• arkeolojik kazılarda bulunan yedi bin yıllık tohumundan üretim yapılmış. memlekette olumlu işlerle uğraşan kişiler de var.

    7 bin yıllık buğday
    (bkz: siyez buğdayı)

    edit (30.05.2017)
    fazla olumluymuş galiba:
    7 bin yıllık buğday da yerleşim de yok!
  • (bkz: topla topla topla)

    olm başımıza iş çıkarmayın, israil nasıl tohum satacak bize?
  • bu doğa şartlarında bir kaç hasata orijinallliği kalmayacak bozulacak buğday türüdür.
    ayrıca yeni bi şey gibi anlatılmış haberde. siyez buğdayı uzun zamandır var...
  • ciddi verimli toprakları olan türkiye toğumlarını hatta yediği her bir şeyi dışardan alıyor, bir karış toprağı olan ülkelerden tüm yiyecek ve içecekleri ithal ediyoruz.
    biz kendi zenginliğimizi bilmeyen bir toplumuz ama sebebi de maalesef devlet politikalarıdır.
    çiftçiye tarım yapmadığı için destek veren, onların tarıma teşvik etmeyen hükümettir.
    biz neden dünyanın işe yaramayan şeylerini yiyoruz....
  • siyez mi dedin? bırakın ya bunları. mis gibi israilli kardeşlerimiz, amerikan kardeşlerimiz tohum üretmiş, genleriyle uğraşmış...ithal edelim bunları acilen.

    ayrıca ilaç endüstrisinin, ürettikleri pahalı ilaçları kullanacak hastalara ihtiyacı var...siyez neymiş...
  • siyez buğdayı türkiye'de az da olsa üretiliyor ama olabilecek en eski tohumdan üretim yapılması yine de önemli. umarım çoğaltılıp bu tohumlardan başkalarına da dağıtılır ve siyezin üretimi arttırılır. her şeyden önemlisi asla hibrit yapılmasına izin verilmemeli. haberde buğdayın boyuyla ilgili kısmı okuyunca çok sevindim. buğdayın hibrit yapılması kısır cüce buğdayın ortaya çıkmasına sebep oldu. bir gün cüce siyez buğdayı da görürsek bilelim ki o da hibrit yapılmış.
  • 3 yıldır siyez buğdayı ununu kullanmaktayım.

    bir diğer doğal buğday türü için kars yöresinden : (bkz: kavılca buğdayı)
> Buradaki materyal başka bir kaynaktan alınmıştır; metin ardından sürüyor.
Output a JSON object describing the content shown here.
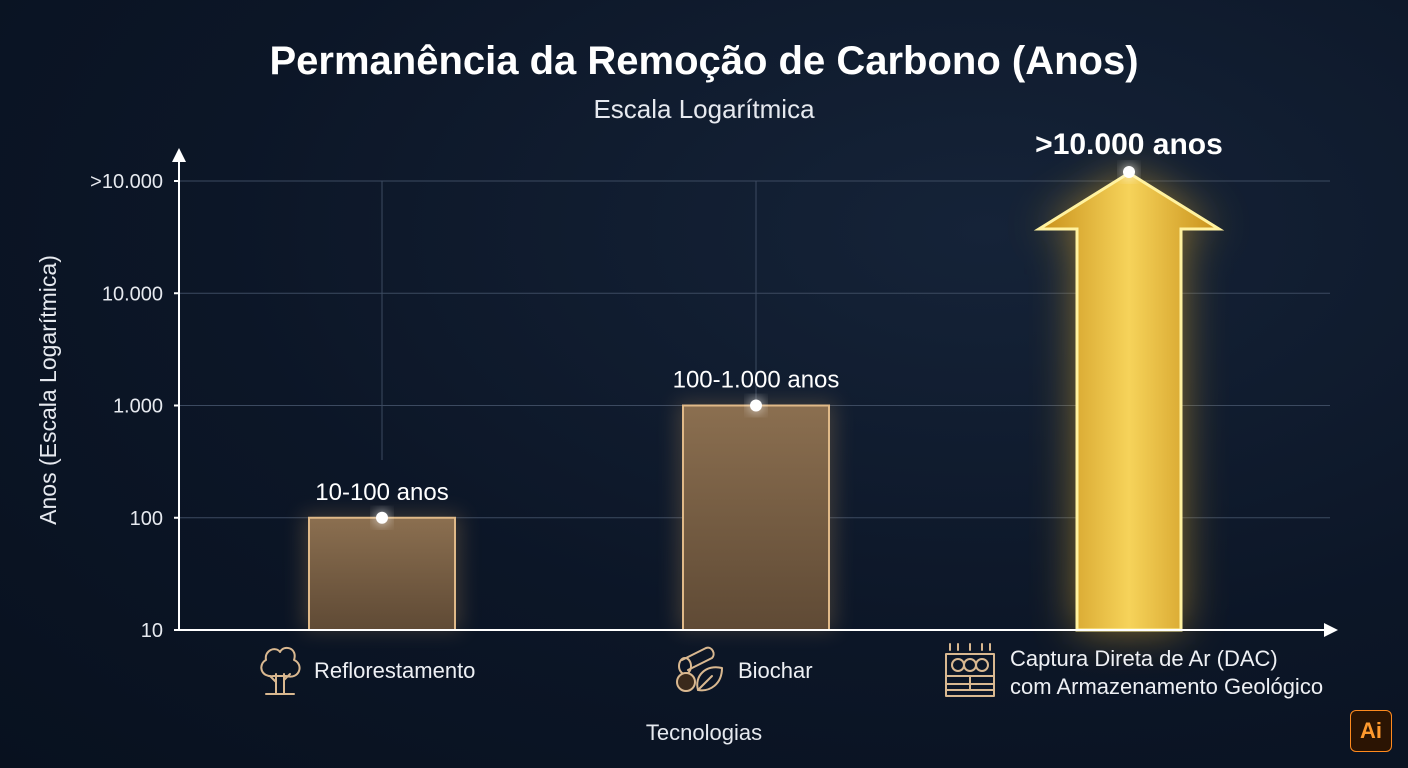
{
  "chart_data": {
    "type": "bar",
    "title": "Permanência da Remoção de Carbono (Anos)",
    "subtitle": "Escala Logarítmica",
    "ylabel": "Anos (Escala Logarítmica)",
    "xlabel": "Tecnologias",
    "yscale": "log",
    "ylim": [
      10,
      100000
    ],
    "y_ticks": [
      10,
      100,
      1000,
      10000,
      100000
    ],
    "y_tick_labels": [
      "10",
      "100",
      "1.000",
      "10.000",
      ">10.000"
    ],
    "grid": true,
    "categories": [
      [
        "Reflorestamento"
      ],
      [
        "Biochar"
      ],
      [
        "Captura Direta de Ar (DAC)",
        "com Armazenamento Geológico"
      ]
    ],
    "icons": [
      "tree-icon",
      "biochar-icon",
      "dac-machine-icon"
    ],
    "values": [
      100,
      1000,
      100000
    ],
    "ranges": [
      [
        10,
        100
      ],
      [
        100,
        1000
      ],
      [
        10000,
        100000
      ]
    ],
    "data_labels": [
      "10-100 anos",
      "100-1.000 anos",
      ">10.000 anos"
    ],
    "colors": {
      "bar": "#7b6145",
      "bar_edge": "#e0b988",
      "highlight": "#f2c432",
      "highlight_edge": "#fff2a0",
      "grid": "#3c4a60",
      "axis": "#ffffff"
    }
  },
  "badge": {
    "label": "Ai"
  }
}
    kastamonu'dan bizzat sipariş ederek kargo yoluyla getirtiyorum siyez ununu. vaktim olduğu zamanlarda ekmeğimi kendim yapıyorum evimde. başlarda yüzde yüz bu unu kullanarak yapıyordum ancak ekmek biraz sert gelip de hane halkı şikayet edince yarı yarıya beyaz unla karıştırmaya başladım. şimdi herkes gayet memnun. iki tür ekmek yapıyorum, biri yoğrulmadan yapılan büyük ekmeklerden, diğeri ise bazlama denen ekmeğin biraz daha incesi, lavaş gibi ama ondan kalın, sivas'ta pofuk diyoruz, başka yerde adı var mı bilmiyorum.
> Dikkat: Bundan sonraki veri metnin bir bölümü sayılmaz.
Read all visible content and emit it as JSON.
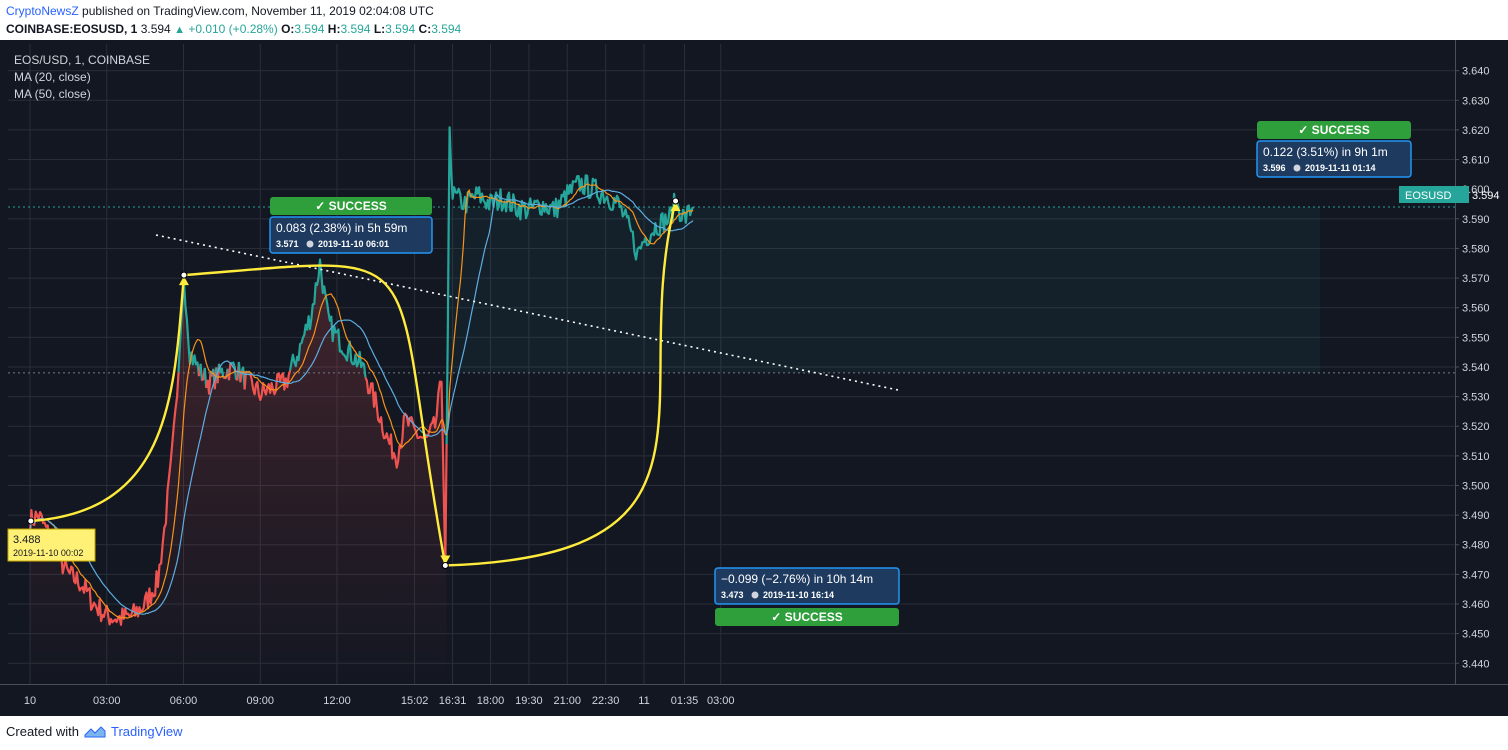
{
  "header": {
    "publisher": "CryptoNewsZ",
    "published_text": "published on TradingView.com, November 11, 2019 02:04:08 UTC",
    "symbol": "COINBASE:EOSUSD, 1",
    "last": "3.594",
    "change": "+0.010 (+0.28%)",
    "o_label": "O:",
    "o": "3.594",
    "h_label": "H:",
    "h": "3.594",
    "l_label": "L:",
    "l": "3.594",
    "c_label": "C:",
    "c": "3.594"
  },
  "legend": {
    "title": "EOS/USD, 1, COINBASE",
    "ma20": "MA (20, close)",
    "ma50": "MA (50, close)"
  },
  "price_tag": {
    "symbol": "EOSUSD",
    "value": "3.594"
  },
  "footer": {
    "created_with": "Created with",
    "tv": "TradingView"
  },
  "colors": {
    "background": "#131722",
    "grid": "#2a2e39",
    "axis_text": "#d1d4dc",
    "price_up": "#26a69a",
    "price_down": "#ef5350",
    "ma20": "#f7931a",
    "ma50": "#5dade2",
    "annotation": "#ffeb3b",
    "callout_border": "#2196f3",
    "success": "#2e9f3a"
  },
  "annotations": {
    "start_point": {
      "value": "3.488",
      "time": "2019-11-10 00:02"
    },
    "callouts": [
      {
        "title": "0.083 (2.38%) in 5h 59m",
        "price": "3.571",
        "time": "2019-11-10  06:01",
        "badge": "✓ SUCCESS"
      },
      {
        "title": "−0.099 (−2.76%) in 10h 14m",
        "price": "3.473",
        "time": "2019-11-10  16:14",
        "badge": "✓ SUCCESS"
      },
      {
        "title": "0.122 (3.51%) in 9h 1m",
        "price": "3.596",
        "time": "2019-11-11  01:14",
        "badge": "✓ SUCCESS"
      }
    ]
  },
  "chart_data": {
    "type": "line",
    "title": "EOS/USD, 1, COINBASE",
    "xlabel": "",
    "ylabel": "",
    "x_ticks": [
      "10",
      "03:00",
      "06:00",
      "09:00",
      "12:00",
      "15:02",
      "16:31",
      "18:00",
      "19:30",
      "21:00",
      "22:30",
      "11",
      "01:35",
      "03:00"
    ],
    "y_ticks": [
      3.44,
      3.45,
      3.46,
      3.47,
      3.48,
      3.49,
      3.5,
      3.51,
      3.52,
      3.53,
      3.54,
      3.55,
      3.56,
      3.57,
      3.58,
      3.59,
      3.6,
      3.61,
      3.62,
      3.63,
      3.64
    ],
    "ylim": [
      3.433,
      3.649
    ],
    "grid": true,
    "series": [
      {
        "name": "EOS/USD",
        "points": [
          [
            "00:00",
            3.488
          ],
          [
            "00:20",
            3.49
          ],
          [
            "00:45",
            3.483
          ],
          [
            "01:10",
            3.475
          ],
          [
            "01:30",
            3.47
          ],
          [
            "02:00",
            3.467
          ],
          [
            "02:30",
            3.46
          ],
          [
            "03:00",
            3.456
          ],
          [
            "03:30",
            3.455
          ],
          [
            "04:00",
            3.456
          ],
          [
            "04:30",
            3.46
          ],
          [
            "05:00",
            3.468
          ],
          [
            "05:15",
            3.485
          ],
          [
            "05:30",
            3.505
          ],
          [
            "05:45",
            3.53
          ],
          [
            "06:01",
            3.571
          ],
          [
            "06:15",
            3.545
          ],
          [
            "06:40",
            3.538
          ],
          [
            "07:00",
            3.535
          ],
          [
            "07:30",
            3.538
          ],
          [
            "08:00",
            3.54
          ],
          [
            "08:30",
            3.535
          ],
          [
            "09:00",
            3.531
          ],
          [
            "09:30",
            3.533
          ],
          [
            "10:00",
            3.535
          ],
          [
            "10:30",
            3.545
          ],
          [
            "11:00",
            3.558
          ],
          [
            "11:20",
            3.575
          ],
          [
            "11:40",
            3.555
          ],
          [
            "12:00",
            3.55
          ],
          [
            "12:30",
            3.545
          ],
          [
            "13:00",
            3.54
          ],
          [
            "13:30",
            3.528
          ],
          [
            "14:00",
            3.515
          ],
          [
            "14:20",
            3.51
          ],
          [
            "14:40",
            3.522
          ],
          [
            "15:02",
            3.518
          ],
          [
            "15:30",
            3.515
          ],
          [
            "15:50",
            3.52
          ],
          [
            "16:05",
            3.535
          ],
          [
            "16:14",
            3.473
          ],
          [
            "16:20",
            3.555
          ],
          [
            "16:24",
            3.622
          ],
          [
            "16:31",
            3.598
          ],
          [
            "17:00",
            3.595
          ],
          [
            "17:30",
            3.598
          ],
          [
            "18:00",
            3.595
          ],
          [
            "18:30",
            3.597
          ],
          [
            "19:00",
            3.594
          ],
          [
            "19:30",
            3.593
          ],
          [
            "20:00",
            3.595
          ],
          [
            "20:30",
            3.593
          ],
          [
            "21:00",
            3.598
          ],
          [
            "21:30",
            3.602
          ],
          [
            "22:00",
            3.6
          ],
          [
            "22:30",
            3.598
          ],
          [
            "23:00",
            3.595
          ],
          [
            "23:30",
            3.585
          ],
          [
            "23:45",
            3.578
          ],
          [
            "00:00",
            3.583
          ],
          [
            "00:30",
            3.588
          ],
          [
            "01:00",
            3.59
          ],
          [
            "01:14",
            3.596
          ],
          [
            "01:35",
            3.59
          ],
          [
            "01:55",
            3.594
          ]
        ]
      },
      {
        "name": "MA (20, close)"
      },
      {
        "name": "MA (50, close)"
      }
    ]
  }
}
    un biraz kalın piyasa unlarına göre, rengi ise esmer, kokusu baskın, diğer una göre daha fazla su çeker içine, kalın olduğu içinse daha az kabarır. tadı çok lezzetli ve doyurucudur. derler ki bir dilim siyez ekmeği ormanda on beyaz ekmek gücündedir.
    bursa belediyesinin ekmek marketlerinde (bkz: besaş) yakın zamanda üretilip satılmaya da başlanmıştır, ama ben denemedim, kendim yapmak varken endüstriye gerek görmüyorum. ekmek yapıldığında kahverengi oluyor.

    siyez bulguru : aynı buğdayın bir de bulguru var, taneleri büyük, kabukları belirgin ve çok doyurucudur. 1'e 2 ölçekte su kaldırır. yalnız klasik salçalı soğanlı halini değil de et veya tavuk suyunda kaynatılıp kızgın tereyağı dökülen tarifini daha çok sevdim ben. bitkisel yağ+salça+ soğan+ domates+ biber+ bulgur karışımı bana göre değil.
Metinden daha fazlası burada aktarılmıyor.